– А где она живет?
– В двух шагах отсюда, в меблированных комнатах на улице Вентимиль.
– В таком случае, – строго заметил Лекок, – удивляюсь, что ее здесь нет.
– Право, сударь, я не виновата: мне известно, где гнездышко, но я не знаю, куда делась птичка. Сегодня утром, когда моя старшая мастерица пришла к ней, она уже успела выпорхнуть.
– Черт возьми, это весьма досадно, мне надо бы срочно ее найти!
– Не извольте беспокоиться. Фэнси должна вернуться в четвертом часу, и моя мастерица ждет ее у привратницы; ей велено привести девушку прямо сюда, не давая ей даже зайти к себе в комнату.
– Что же, подождем.
Лекок и папаша Планта ждали уже около четверти часа, как вдруг мадам Шарман, обладавшая тончайшим слухом, встала.
– Слышу шаги мастерицы на лестнице, – объявила она.
– Вот что, – обратился к ней Лекок. – Раз такое дело, скажите Фэнси, что это вы за ней посылали, а мы с моим другом сделаем вид, что очутились здесь по чистой случайности.
– Понимаю! – закивала мадам Шарман.
Она уже направилась к двери, но сыщик удержал ее.
– И еще одно, – добавил он. – Как только услышите, что между мной и этой девушкой завязался разговор, вспомните, прошу вас, что вам необходимо присмотреть за швеями в мастерской. То, что я собираюсь ей сказать, не представляет для вас ни малейшего интереса.
– Договорились, господин Лекок.
– Но только без фокусов! Мне же известен чуланчик, примыкающий к вашей спальне, сам им пользовался: оттуда слышно каждое произнесенное здесь слово.
В этот момент старшая мастерица отворила дверь в гостиную, в дверях послышалось шуршание шелковых юбок, и на пороге во всей красе явилась мисс Дженни Фэнси. Увы, это была уже не та свежая, миловидная Фэнси, которую любил Эктор, соблазнительная парижаночка с огромными глазами, полными то неги, то огня, с живым и лукавым личиком. За один-единственный год она увяла, как вянет роза знойным летом, и ее хрупкая красота – парижская бесовская красота – безвозвратно исчезла. Дженни не было еще и двадцати, но теперь только опытный взгляд знатока угадал бы, что в молодости она была весьма хороша собой.

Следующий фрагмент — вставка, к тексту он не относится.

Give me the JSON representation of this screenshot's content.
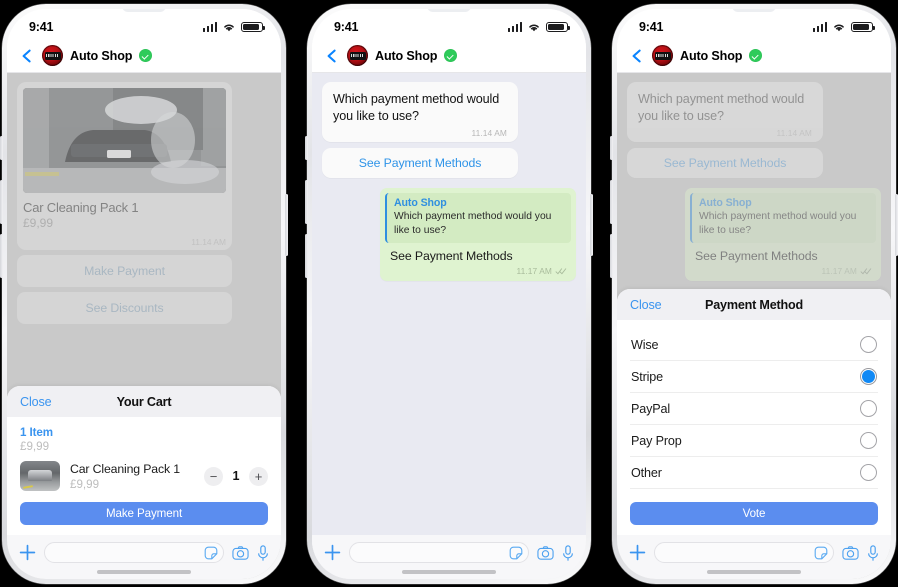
{
  "background_color": "#000000",
  "accent": {
    "ios_blue": "#3a94ef",
    "button_blue": "#5b8def",
    "link_blue": "#2f94e8",
    "radio_blue": "#1089f5",
    "verified_green": "#2ecb5a",
    "out_bubble_green": "#dff3d0",
    "chat_bg": "#e9eaf2",
    "dim_grey": "#c9c9c9"
  },
  "status_bar": {
    "time": "9:41",
    "signal_icon": "cellular-bars-icon",
    "wifi_icon": "wifi-icon",
    "battery_icon": "battery-icon"
  },
  "nav_bar": {
    "back_icon": "back-chevron-icon",
    "avatar_icon": "auto-shop-avatar",
    "title": "Auto Shop",
    "verified_icon": "verified-badge-icon"
  },
  "phone1": {
    "product_card": {
      "image_icon": "car-wash-photo",
      "name": "Car Cleaning Pack 1",
      "price": "£9,99",
      "time": "11.14 AM"
    },
    "quick_actions": [
      {
        "label": "Make Payment"
      },
      {
        "label": "See Discounts"
      }
    ],
    "sheet": {
      "close_label": "Close",
      "title": "Your Cart",
      "item_count": "1 Item",
      "total": "£9,99",
      "item": {
        "thumb_icon": "car-wash-thumbnail",
        "name": "Car Cleaning Pack 1",
        "price": "£9,99",
        "minus_label": "−",
        "quantity": "1",
        "plus_label": "+"
      },
      "cta_label": "Make Payment"
    }
  },
  "phone2": {
    "incoming_message": {
      "text": "Which payment method would you like to use?",
      "time": "11.14 AM"
    },
    "action_bubble": {
      "label": "See Payment Methods"
    },
    "outgoing_message": {
      "quote_name": "Auto Shop",
      "quote_text": "Which payment method would you like to use?",
      "text": "See Payment Methods",
      "time": "11.17 AM",
      "status_icon": "double-check-icon"
    }
  },
  "phone3": {
    "incoming_message": {
      "text": "Which payment method would you like to use?",
      "time": "11.14 AM"
    },
    "action_bubble": {
      "label": "See Payment Methods"
    },
    "outgoing_message": {
      "quote_name": "Auto Shop",
      "quote_text": "Which payment method would you like to use?",
      "text": "See Payment Methods",
      "time": "11.17 AM",
      "status_icon": "double-check-icon"
    },
    "sheet": {
      "close_label": "Close",
      "title": "Payment Method",
      "options": [
        {
          "label": "Wise",
          "selected": false
        },
        {
          "label": "Stripe",
          "selected": true
        },
        {
          "label": "PayPal",
          "selected": false
        },
        {
          "label": "Pay Prop",
          "selected": false
        },
        {
          "label": "Other",
          "selected": false
        }
      ],
      "cta_label": "Vote"
    }
  },
  "input_bar": {
    "plus_icon": "plus-icon",
    "placeholder": "",
    "sticker_icon": "sticker-icon",
    "camera_icon": "camera-icon",
    "mic_icon": "microphone-icon"
  }
}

Теперь она казалась старой, как сам порок: испитое лицо и дряблые щеки свидетельствовали о беспорядочной жизни, глаза, обведенные чернотой, лишились длинных ресниц, красные веки часто помаргивали; на лице застыло жалкое, тупое выражение, а голос, привыкший к непристойным куплетам и загубленный абсентом, стал сиплым.
Разодета она была в пух и прах: новое роскошное платье, но уже все в пятнах, море кружев и невообразимая шляпка. При всем при том вид у нее был жалкий. И в довершение всего – она была кричаще размалевана: сплошные белила, румяна, помада, синяя и перламутровая краски.
Казалось, дамочка была вне себя от ярости.
– Это еще что такое? – завопила она с порога, ни с кем не здороваясь. – Чего ради послали за мной эту наглую особу, которая приволокла меня чуть ли не силой?
Но мадам Шарман бросилась со всех ног к своей старинной клиентке, сумела-таки кое-как расцеловаться с ней и нежно обняла.
– Не сердитесь, деточка, – увещевала она мисс Фэнси. – Я-то надеялась, что вы обрадуетесь и станете меня благодарить!